The nature of this information can vary. Ultimately, the question a relying party faces in determining whether or not to trust an STS and recognize the tokens it issues as valid for a particular application is -- Knowing what I know about the authority and other participants, is such a token appropriate for the application for which I intend to use it?

Critical in this query is the fact that a relying party's decision to recognize an authority will almost certainly not be a simple binary yes or no choice, applicable to all applications for which that authority's assertions might be used. More likely is that the trust will be qualified to particular applications. For instance, the result of the relying party's decision to recognize a particular authority might be the policy "Accept all signed SAML attribute assertions from this authority if the total value of the transaction in question is less than $1000."

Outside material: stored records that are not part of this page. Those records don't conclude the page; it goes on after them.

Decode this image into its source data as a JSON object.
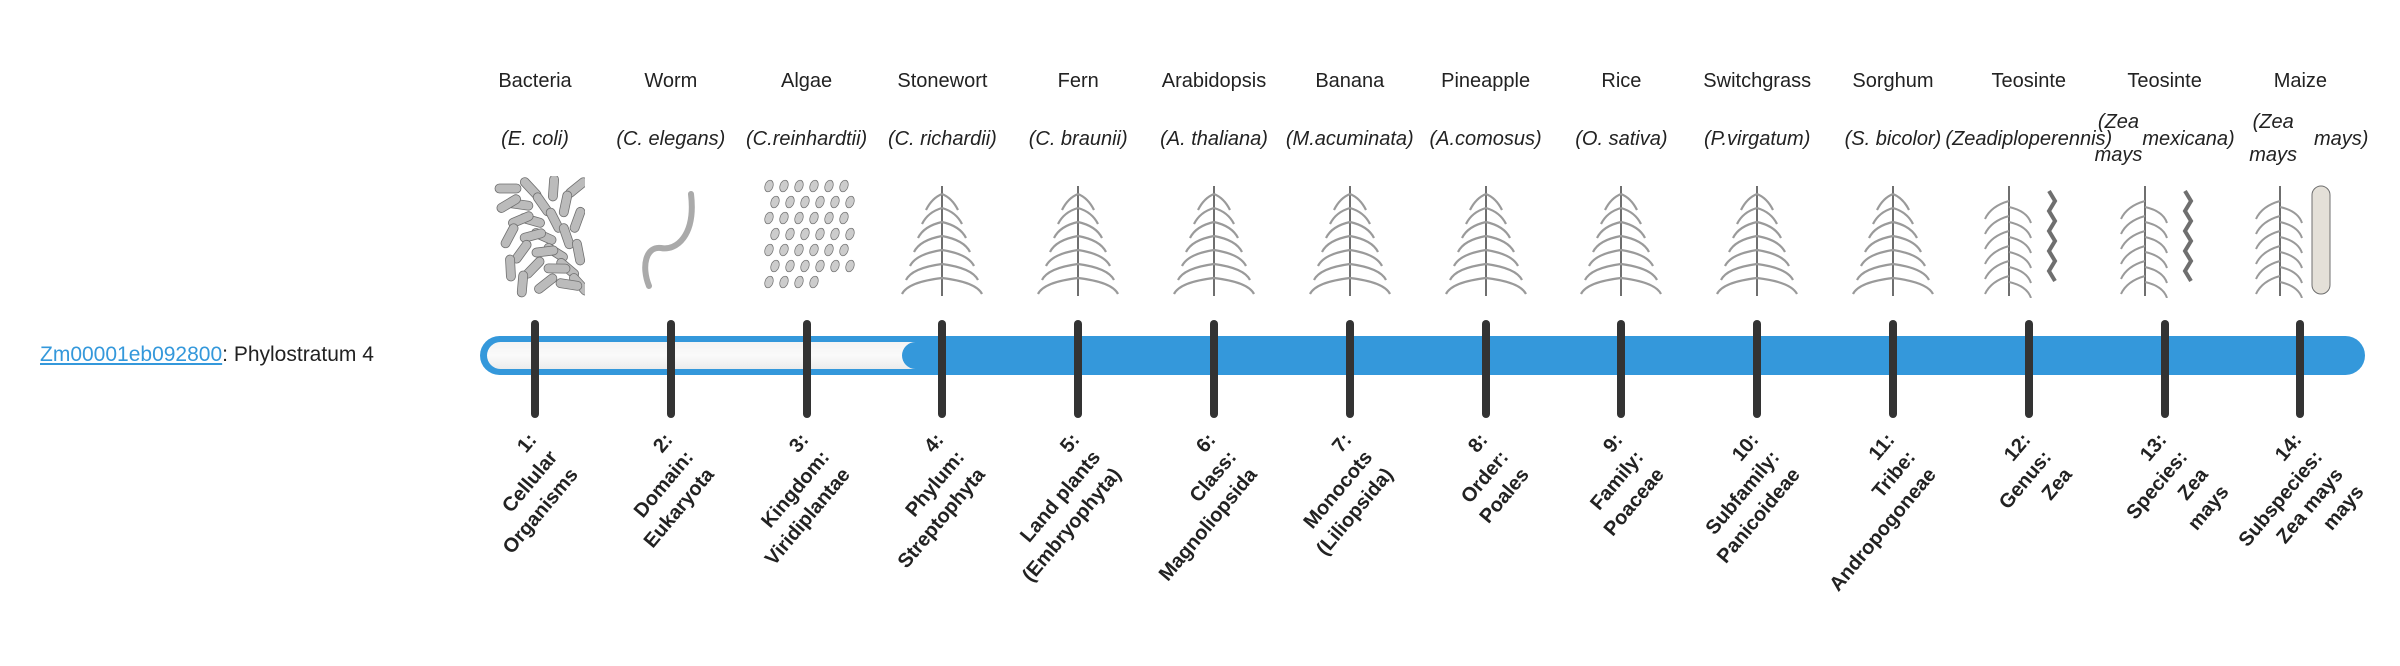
{
  "gene": {
    "id": "Zm00001eb092800",
    "separator": ": ",
    "phylostratum_text": "Phylostratum 4",
    "phylostratum": 4
  },
  "colors": {
    "accent": "#3498db",
    "tick": "#333333",
    "link": "#3498db"
  },
  "progress": {
    "current": 4,
    "total": 14
  },
  "strata": [
    {
      "name": "Bacteria",
      "species": [
        "(E. coli)"
      ],
      "icon": "bacteria-icon",
      "label": [
        "1:",
        "Cellular",
        "Organisms"
      ]
    },
    {
      "name": "Worm",
      "species": [
        "(C. elegans)"
      ],
      "icon": "worm-icon",
      "label": [
        "2:",
        "Domain:",
        "Eukaryota"
      ]
    },
    {
      "name": "Algae",
      "species": [
        "(C.",
        "reinhardtii)"
      ],
      "icon": "algae-icon",
      "label": [
        "3:",
        "Kingdom:",
        "Viridiplantae"
      ]
    },
    {
      "name": "Stonewort",
      "species": [
        "(C. richardii)"
      ],
      "icon": "stonewort-icon",
      "label": [
        "4:",
        "Phylum:",
        "Streptophyta"
      ]
    },
    {
      "name": "Fern",
      "species": [
        "(C. braunii)"
      ],
      "icon": "fern-icon",
      "label": [
        "5:",
        "Land plants",
        "(Embryophyta)"
      ]
    },
    {
      "name": "Arabidopsis",
      "species": [
        "(A. thaliana)"
      ],
      "icon": "arabidopsis-icon",
      "label": [
        "6:",
        "Class:",
        "Magnoliopsida"
      ]
    },
    {
      "name": "Banana",
      "species": [
        "(M.",
        "acuminata)"
      ],
      "icon": "banana-icon",
      "label": [
        "7:",
        "Monocots",
        "(Liliopsida)"
      ]
    },
    {
      "name": "Pineapple",
      "species": [
        "(A.",
        "comosus)"
      ],
      "icon": "pineapple-icon",
      "label": [
        "8:",
        "Order:",
        "Poales"
      ]
    },
    {
      "name": "Rice",
      "species": [
        "(O. sativa)"
      ],
      "icon": "rice-icon",
      "label": [
        "9:",
        "Family:",
        "Poaceae"
      ]
    },
    {
      "name": "Switchgrass",
      "species": [
        "(P.",
        "virgatum)"
      ],
      "icon": "switchgrass-icon",
      "label": [
        "10:",
        "Subfamily:",
        "Panicoideae"
      ]
    },
    {
      "name": "Sorghum",
      "species": [
        "(S. bicolor)"
      ],
      "icon": "sorghum-icon",
      "label": [
        "11:",
        "Tribe:",
        "Andropogoneae"
      ]
    },
    {
      "name": "Teosinte",
      "species": [
        "(Zea",
        "diploperennis)"
      ],
      "icon": "teosinte-icon",
      "label": [
        "12:",
        "Genus:",
        "Zea"
      ]
    },
    {
      "name": "Teosinte",
      "species": [
        "(Zea mays",
        "mexicana)"
      ],
      "icon": "teosinte-icon",
      "label": [
        "13:",
        "Species:",
        "Zea",
        "mays"
      ]
    },
    {
      "name": "Maize",
      "species": [
        "(Zea mays",
        "mays)"
      ],
      "icon": "maize-icon",
      "label": [
        "14:",
        "Subspecies:",
        "Zea mays",
        "mays"
      ]
    }
  ]
}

What the relying party "knows" about the authority can take different forms, distinguished by the nature of the information that the STS makes available to potential relying parties -- The authority asserts that its processes and practices under which this type of token is issued are as follows...

An example of this category of information is the Certification Practices Statement (CPS), by which an X.509 Certification Authority advertises the details of the processes through which it issues certificates. An example of a CPS is available here. Another example is the Liberty Alliance's Authentication Context mechanism by which an Identity Provider describes the details underlying the SAML assertion issuance enabling SSO. This model primarily places the burden of parsing the details of the STS's processes (and understanding their significance) on the relying party -- The authority asserts its business-level commitments with respect to the token along with the obligations assumed by any entity which uses the token.

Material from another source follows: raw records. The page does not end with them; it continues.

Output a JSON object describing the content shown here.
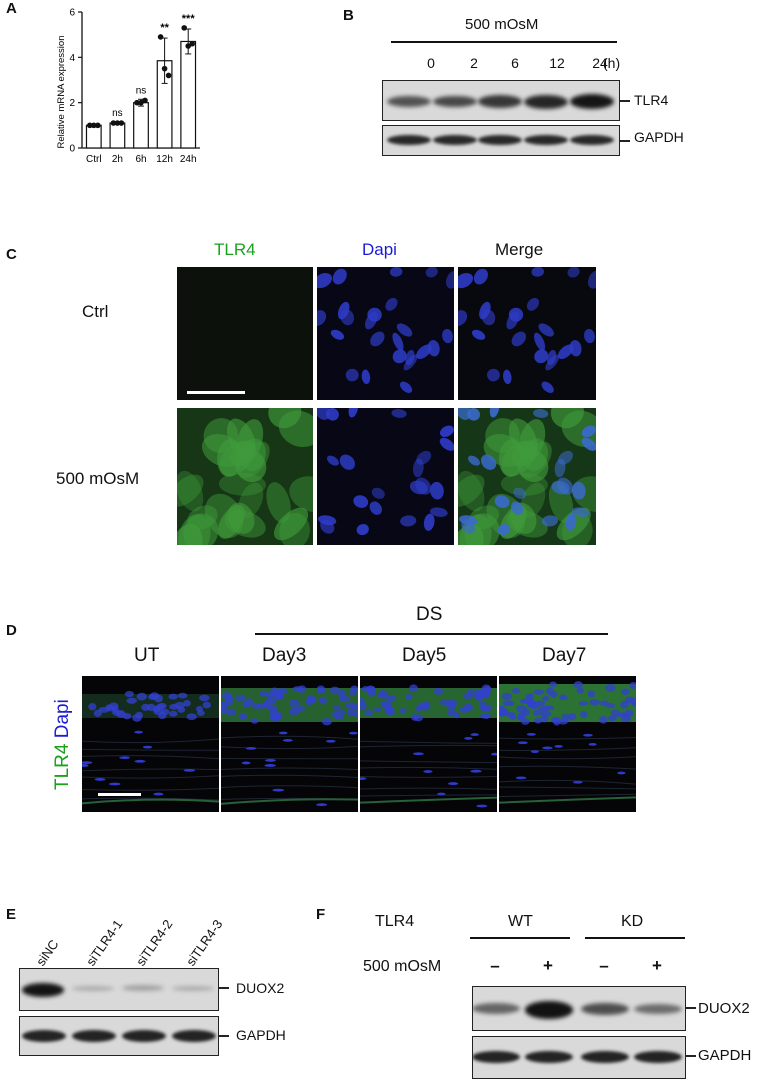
{
  "panels": {
    "A": "A",
    "B": "B",
    "C": "C",
    "D": "D",
    "E": "E",
    "F": "F"
  },
  "panel_a": {
    "sig_labels": [
      "",
      "ns",
      "ns",
      "**",
      "***"
    ]
  },
  "chart_data": {
    "type": "bar",
    "title": "",
    "xlabel": "",
    "ylabel": "Relative mRNA expression",
    "categories": [
      "Ctrl",
      "2h",
      "6h",
      "12h",
      "24h"
    ],
    "values": [
      1.0,
      1.1,
      2.0,
      3.85,
      4.7
    ],
    "errors": [
      0.05,
      0.05,
      0.15,
      1.0,
      0.55
    ],
    "points": [
      [
        1.0,
        1.0,
        1.0
      ],
      [
        1.1,
        1.1,
        1.1
      ],
      [
        2.0,
        2.0,
        2.1
      ],
      [
        4.9,
        3.5,
        3.2
      ],
      [
        5.3,
        4.5,
        4.6
      ]
    ],
    "ylim": [
      0,
      6
    ],
    "yticks": [
      0,
      2,
      4,
      6
    ],
    "grid": false
  },
  "panel_b": {
    "treatment": "500 mOsM",
    "timepoints": [
      "0",
      "2",
      "6",
      "12",
      "24"
    ],
    "unit": "(h)",
    "tlr4_label": "TLR4",
    "gapdh_label": "GAPDH",
    "tlr4_intensity": [
      0.35,
      0.45,
      0.6,
      0.75,
      0.9
    ]
  },
  "panel_c": {
    "col_headers": [
      "TLR4",
      "Dapi",
      "Merge"
    ],
    "row_labels": [
      "Ctrl",
      "500 mOsM"
    ],
    "colors": {
      "tlr4": "#1aa31a",
      "dapi": "#1b1bd6",
      "merge": "#111111"
    }
  },
  "panel_d": {
    "group_label": "DS",
    "col_headers": [
      "UT",
      "Day3",
      "Day5",
      "Day7"
    ],
    "side_label_tlr4": "TLR4",
    "side_label_dapi": "Dapi"
  },
  "panel_e": {
    "lanes": [
      "siNC",
      "siTLR4-1",
      "siTLR4-2",
      "siTLR4-3"
    ],
    "duox2_label": "DUOX2",
    "gapdh_label": "GAPDH",
    "duox2_intensity": [
      0.95,
      0.15,
      0.2,
      0.15
    ]
  },
  "panel_f": {
    "row1_label": "TLR4",
    "row2_label": "500 mOsM",
    "groups": [
      "WT",
      "KD"
    ],
    "signs": [
      "–",
      "+",
      "–",
      "+"
    ],
    "duox2_label": "DUOX2",
    "gapdh_label": "GAPDH",
    "duox2_intensity": [
      0.4,
      0.95,
      0.55,
      0.35
    ]
  }
}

An example of this class of information is a Certificate Policy statement by which an X.509 Certificate Authority lists the applications for which a certificate is approved and may limit its liability with respect to use of those certificates. Important to note is that, in this model, the details of the "processes and practices" are not provided. Instead the STS defines the degree to which it will stand behind the tokens it issues. This model shifts some of the risk analysis burden off the relying party by elevating the decision. -- The authority asserts that their business-level commitments with respect to the token along with the obligations assumed by any entity who uses the token are such that the token is appropriate for a particular application.

This model places the burden of risk analysis squarely on the shoulders of the STS, but also implies that the STS is aware of the applications for which its tokens will be used. This last would preclude this model for remote authorities "in the sky" that are necessarily ignorant of the applications for which their assertions are used.

Perhaps more critical than the particular nature of the information is the fact that, as yet, within the emerging web services security architecture, there is neither a standard syntax nor distribution mechanism by which an authority would make this information available for consumption by potential relying parties. There is however work underway in this area. The Global Grid Forum's Authority Recognition Research Group (ARRG) is exploring the potential for simple, inexpensive, semi-automatable mechanisms by which an authority can publish this information and by which a relying party will make its trust decision.

Summary

Secure web services will build on the network of direct and indirect trust relationships in which individual businesses participate. A key role in this trust network are security token services, which enable trust to be established between two entities desiring to engage in some SOAP transaction. The trust that a business entity will have in an STS will therefore be key, and it will be based on the expectations that that business will have for the behavior of the STS.

Although mechanisms currently exist by which the STS can advertise the necessary information to potential relying parties, they are not designed to support the sort of dynamic relationships made possible by web services. Fortunately, work is underway to define new mechanisms to simplify and facilitate connecting with the STS hubs.